I am trying to dynamically form a formula to use in dynlm
. I encounter a behaviour of function
that I do not understand, which can be seen from this code:
library(data.table)
dt_test <- data.table("a"=rnorm(10), "b"=1:5)
dt_test[, .(.(
formula("z_val ~ s_val + q_val + L(s_dval, 32:0) + L(q_dval, 2:0) + 1 + tt + tt2")
)), .(b)]
The code above is expected to produce (identical) formulas for each value of b
. This formula is enclosed in .(.(...))
to return a list, just so that it can be properly stored in a column from the original data.table.
However, the formula returned does not match the string originally provided, but adds a comma between the +
and tt
, as you can see from the ouput:
b V1
<int> <list>
1: 1 z_val ~ s_val + q_val + L(s_dval, 32:0) + L(q_dval, 2:0) + 1 + , tt + tt2
2: 2 z_val ~ s_val + q_val + L(s_dval, 32:0) + L(q_dval, 2:0) + 1 + , tt + tt2
3: 3 z_val ~ s_val + q_val + L(s_dval, 32:0) + L(q_dval, 2:0) + 1 + , tt + tt2
4: 4 z_val ~ s_val + q_val + L(s_dval, 32:0) + L(q_dval, 2:0) + 1 + , tt + tt2
5: 5 z_val ~ s_val + q_val + L(s_dval, 32:0) + L(q_dval, 2:0) + 1 + , tt + tt2
Essentially, it adds a comma where there is none. It does so even re-arranging the terms of the sum, but it stops doing it if I erase q_val
, for example. The same goes for as.formula
.
I would like to understand what is going on and avoid it.

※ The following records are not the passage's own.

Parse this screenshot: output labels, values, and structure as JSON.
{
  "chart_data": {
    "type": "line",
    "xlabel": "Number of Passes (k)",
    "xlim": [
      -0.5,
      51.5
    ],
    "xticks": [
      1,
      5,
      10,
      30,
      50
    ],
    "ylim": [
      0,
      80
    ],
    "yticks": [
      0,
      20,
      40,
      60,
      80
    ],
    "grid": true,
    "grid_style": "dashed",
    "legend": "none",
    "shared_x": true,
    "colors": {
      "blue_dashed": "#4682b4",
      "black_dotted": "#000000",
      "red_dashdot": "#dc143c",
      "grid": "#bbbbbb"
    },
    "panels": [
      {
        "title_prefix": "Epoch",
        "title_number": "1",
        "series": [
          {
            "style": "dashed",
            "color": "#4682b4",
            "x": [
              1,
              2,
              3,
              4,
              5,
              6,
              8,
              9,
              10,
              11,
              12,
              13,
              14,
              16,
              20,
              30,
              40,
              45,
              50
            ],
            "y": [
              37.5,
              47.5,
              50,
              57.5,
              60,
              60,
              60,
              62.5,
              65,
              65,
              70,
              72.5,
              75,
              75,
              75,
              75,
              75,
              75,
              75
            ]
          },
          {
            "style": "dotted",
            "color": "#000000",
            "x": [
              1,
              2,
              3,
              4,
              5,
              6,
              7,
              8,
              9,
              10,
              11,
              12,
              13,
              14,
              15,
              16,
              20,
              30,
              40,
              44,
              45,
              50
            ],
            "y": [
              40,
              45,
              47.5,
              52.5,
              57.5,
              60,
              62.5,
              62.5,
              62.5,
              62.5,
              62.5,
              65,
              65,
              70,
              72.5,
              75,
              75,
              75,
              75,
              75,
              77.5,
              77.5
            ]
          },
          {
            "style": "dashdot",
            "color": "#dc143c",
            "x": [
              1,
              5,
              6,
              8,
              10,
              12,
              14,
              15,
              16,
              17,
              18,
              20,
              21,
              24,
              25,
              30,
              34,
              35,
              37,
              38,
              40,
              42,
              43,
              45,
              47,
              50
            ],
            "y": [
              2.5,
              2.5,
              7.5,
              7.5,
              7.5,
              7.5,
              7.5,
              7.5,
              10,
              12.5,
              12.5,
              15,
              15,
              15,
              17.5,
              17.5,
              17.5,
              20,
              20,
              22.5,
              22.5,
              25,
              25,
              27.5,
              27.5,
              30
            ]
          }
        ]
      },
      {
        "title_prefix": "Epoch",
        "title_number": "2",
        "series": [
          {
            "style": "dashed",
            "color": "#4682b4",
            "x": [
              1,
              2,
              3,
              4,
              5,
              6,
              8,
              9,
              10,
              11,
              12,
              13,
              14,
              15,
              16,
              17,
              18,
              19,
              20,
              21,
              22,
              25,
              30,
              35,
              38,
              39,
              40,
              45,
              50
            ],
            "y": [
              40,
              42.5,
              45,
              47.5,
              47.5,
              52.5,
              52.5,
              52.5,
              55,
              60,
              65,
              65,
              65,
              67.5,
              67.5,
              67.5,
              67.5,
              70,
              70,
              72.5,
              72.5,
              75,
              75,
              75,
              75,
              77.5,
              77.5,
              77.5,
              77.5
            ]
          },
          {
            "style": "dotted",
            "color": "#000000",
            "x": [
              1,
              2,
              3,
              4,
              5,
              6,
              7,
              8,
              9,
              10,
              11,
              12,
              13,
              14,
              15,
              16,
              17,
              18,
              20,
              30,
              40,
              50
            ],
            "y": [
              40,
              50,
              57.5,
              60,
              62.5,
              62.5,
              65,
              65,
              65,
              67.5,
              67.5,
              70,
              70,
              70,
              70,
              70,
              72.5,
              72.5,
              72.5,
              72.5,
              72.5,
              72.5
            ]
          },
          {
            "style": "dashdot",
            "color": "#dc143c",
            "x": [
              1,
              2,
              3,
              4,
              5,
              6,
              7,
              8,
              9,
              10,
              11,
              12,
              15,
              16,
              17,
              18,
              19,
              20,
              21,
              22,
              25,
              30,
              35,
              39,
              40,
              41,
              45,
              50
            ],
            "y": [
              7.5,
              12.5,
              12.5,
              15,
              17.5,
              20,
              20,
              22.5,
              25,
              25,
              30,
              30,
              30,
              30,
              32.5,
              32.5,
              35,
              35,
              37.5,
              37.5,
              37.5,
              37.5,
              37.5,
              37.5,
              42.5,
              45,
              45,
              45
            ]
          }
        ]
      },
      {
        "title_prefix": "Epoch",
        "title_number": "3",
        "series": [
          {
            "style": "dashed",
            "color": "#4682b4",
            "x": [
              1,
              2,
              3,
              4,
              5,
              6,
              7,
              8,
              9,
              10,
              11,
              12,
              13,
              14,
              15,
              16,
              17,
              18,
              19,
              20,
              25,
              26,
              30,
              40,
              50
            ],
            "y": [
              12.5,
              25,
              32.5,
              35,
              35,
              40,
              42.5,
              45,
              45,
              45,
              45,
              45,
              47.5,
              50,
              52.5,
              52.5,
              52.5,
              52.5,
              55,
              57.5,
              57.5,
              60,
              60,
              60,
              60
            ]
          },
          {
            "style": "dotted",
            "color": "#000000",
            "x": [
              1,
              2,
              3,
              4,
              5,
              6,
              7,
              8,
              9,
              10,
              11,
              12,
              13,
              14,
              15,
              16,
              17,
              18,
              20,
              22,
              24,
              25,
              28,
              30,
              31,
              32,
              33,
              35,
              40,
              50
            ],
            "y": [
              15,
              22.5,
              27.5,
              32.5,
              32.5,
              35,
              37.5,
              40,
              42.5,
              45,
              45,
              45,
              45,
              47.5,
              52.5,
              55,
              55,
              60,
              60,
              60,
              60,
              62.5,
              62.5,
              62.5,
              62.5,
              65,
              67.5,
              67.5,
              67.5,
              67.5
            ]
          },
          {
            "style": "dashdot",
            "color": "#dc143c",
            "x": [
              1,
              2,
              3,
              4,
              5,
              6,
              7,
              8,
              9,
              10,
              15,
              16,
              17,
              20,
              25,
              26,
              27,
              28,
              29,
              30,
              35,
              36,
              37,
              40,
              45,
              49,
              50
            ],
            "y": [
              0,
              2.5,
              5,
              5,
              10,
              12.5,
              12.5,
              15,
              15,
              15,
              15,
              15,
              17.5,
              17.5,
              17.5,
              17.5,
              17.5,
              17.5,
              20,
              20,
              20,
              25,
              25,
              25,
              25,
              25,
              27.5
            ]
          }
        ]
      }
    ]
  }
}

This is just a cosmetic printing issue due to the way R treats long formulas:
If you run:
formula(paste0("z_val ~ s_val + q_val + L(s_dval, 32:0) + L(q_dval, 2:0) + 1 + tt + tt2"))
You will see R will default to printing it to 2 lines, cutting it off at "tt + tt2" (no matter how wide the console is):
#z_val ~ s_val + q_val + L(s_dval, 32:0) + L(q_dval, 2:0) + 1 +
# tt + tt2
This is somewhat meaningful to the way R cosmetically shows you the formula - if you run deparse
, it will output a character vector of length 2:
deparse(formula(paste0("z_val ~ s_val + q_val + L(s_dval, 32:0) + L(q_dval, 2:0) + 1 + tt + tt2")))
# [1] "z_val ~ s_val + q_val + L(s_dval, 32:0) + L(q_dval, 2:0) + 1 + "
# [2] " tt + tt2"
However, assigning your original code as df_formulas
, you will see that it stores the formula as normal:
df_formulas <- dt_test[, .(.(
formula("z_val ~ s_val + q_val + L(s_dval, 32:0) + L(q_dval, 2:0) + 1 + tt + tt2")
)), .(b)]
dt_formulas[[2]]
# [[1]]
# z_val ~ s_val + q_val + L(s_dval, 32:0) + L(q_dval, 2:0) + 1 +
# tt + tt2
# <environment: 0x7fa96ff6ffd8>
#
# [[2]]
# z_val ~ s_val + q_val + L(s_dval, 32:0) + L(q_dval, 2:0) + 1 +
# tt + tt2
# <environment: 0x7fa96ff6ffd8>
# ....
As you mentioned, this is also why you don't see the comma if you remove some of the variables in the formula code - it has nothing to do with what specifically you are removing, you're simply reducing the length sufficiently to avoid the automatic line break.